A chilling locked room mystery novella that will make your skin itch long after you turn the last page. House of Tigers by William Burton McCormick is dead good.
I’ve been a William Burton McCormick fan since reading his engaging, intelligently written thriller KGB Banker (2021). So, when the publisher offered me his latest novella, House of Tigers, I was eager to read it. This is the third of McCormick’s books I’ve read, and as much as I enjoyed the others, this one is my favorite so far. McCormick takes crime fiction fans places few others do, and this book, set in Siberia, is no exception.
Ilya Dudnyk, a corrupt but romantic Russian police inspector, is trapped inside his oligarch employer’s Siberian mansion with an unknown killer, a duplicitous Latvian journalist chained to his arm, and an apocalyptic insect plague raging for hundreds of kilometers beyond the smoke barriers and barricaded windows. Can Ilya track down the killer before he is the next victim? Or will the endless swarms find a way inside and all are consumed by a hundred trillion ravenous, blood-sucking mosquitoes? An Honorable Mention for the Black Orchid Novella Award, “House of Tigers” is published here for the first time ever!

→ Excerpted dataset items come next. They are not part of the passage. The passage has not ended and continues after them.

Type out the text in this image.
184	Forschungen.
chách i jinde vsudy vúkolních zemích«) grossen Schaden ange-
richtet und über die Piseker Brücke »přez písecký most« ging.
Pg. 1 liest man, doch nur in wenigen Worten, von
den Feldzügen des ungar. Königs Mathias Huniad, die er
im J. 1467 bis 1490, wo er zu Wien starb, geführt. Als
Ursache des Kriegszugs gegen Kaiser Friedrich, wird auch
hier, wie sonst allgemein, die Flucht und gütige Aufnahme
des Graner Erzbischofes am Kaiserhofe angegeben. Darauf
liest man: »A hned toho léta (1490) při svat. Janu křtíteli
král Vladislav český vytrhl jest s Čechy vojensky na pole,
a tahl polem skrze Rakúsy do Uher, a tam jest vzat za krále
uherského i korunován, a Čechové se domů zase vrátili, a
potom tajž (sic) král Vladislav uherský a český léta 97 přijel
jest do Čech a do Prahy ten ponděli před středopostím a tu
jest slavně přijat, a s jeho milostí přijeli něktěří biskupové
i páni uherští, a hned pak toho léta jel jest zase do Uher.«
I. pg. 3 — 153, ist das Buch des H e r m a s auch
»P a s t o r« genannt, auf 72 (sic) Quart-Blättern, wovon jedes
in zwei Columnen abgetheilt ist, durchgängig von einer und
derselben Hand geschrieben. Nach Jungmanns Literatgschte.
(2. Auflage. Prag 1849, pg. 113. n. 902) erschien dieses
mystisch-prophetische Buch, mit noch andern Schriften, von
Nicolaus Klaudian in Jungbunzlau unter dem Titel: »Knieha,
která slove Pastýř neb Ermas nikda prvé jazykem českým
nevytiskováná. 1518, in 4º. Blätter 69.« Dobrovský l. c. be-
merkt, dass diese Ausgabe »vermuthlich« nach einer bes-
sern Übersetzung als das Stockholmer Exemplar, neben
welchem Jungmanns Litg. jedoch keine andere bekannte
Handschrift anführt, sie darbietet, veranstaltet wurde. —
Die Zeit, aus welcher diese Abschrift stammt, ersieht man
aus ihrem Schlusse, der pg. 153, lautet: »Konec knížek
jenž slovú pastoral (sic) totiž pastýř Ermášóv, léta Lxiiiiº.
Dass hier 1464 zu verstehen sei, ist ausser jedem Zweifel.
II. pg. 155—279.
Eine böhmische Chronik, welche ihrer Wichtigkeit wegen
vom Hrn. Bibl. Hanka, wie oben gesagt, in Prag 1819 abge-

As the story unfolds, a corrupt Russian police inspector, Ilya Dudnyk, braves swarms of blood-sucking mosquitoes on an apocalyptic scale to drive to the remote Siberian mansion of the oligarch who employs him to do his dirty work. Torrential rains and abnormally warm weather have spurred a mosquito infestation that is terrorizing the region. We learn the swarms of ravenous mosquitos are murderous. A man exposed to them would die in half an hour from blood loss. So, once Dudnyk arrives safely at the mansion, he must take refuge from the insects there with the mansion’s inhabitants, making virtual prisoners of them all. But to his surprise, he learns the inhabitants have an actual captive who turns out to be a trespassing Latvian journalist. And then, one by one, the bodies drop. With the complication of the interloping journalist handcuffed to his wrist, Dudnyk must investigate multiple murders and identify the killer.
It’s hard to imagine a read better tailored to crime fiction fans who enjoy a murder story where the killer uses far more creative ways of disposing of their victims than the usual gun or knife. House of Tigers combines two of my favorite kinds of crime fiction: suspense and mystery. The concept of a thriller and mystery story set against a foreboding Siberian Wilderness backdrop intrigued me. I couldn’t wait to see how McCormick incorporated the killer mosquitos into the mix, and he well exceeded my expectations. This is a binge-worthy story of suspense with dark and weighty undercurrents. McCormick strikes an excellent balance between the melancholy and gloom of the remote setting and the humor he always includes in his stories, and the breezy pacing keeps the reader turning the pages.
I received a copy of the book from the publisher used for this review, which represents my own honest opinions.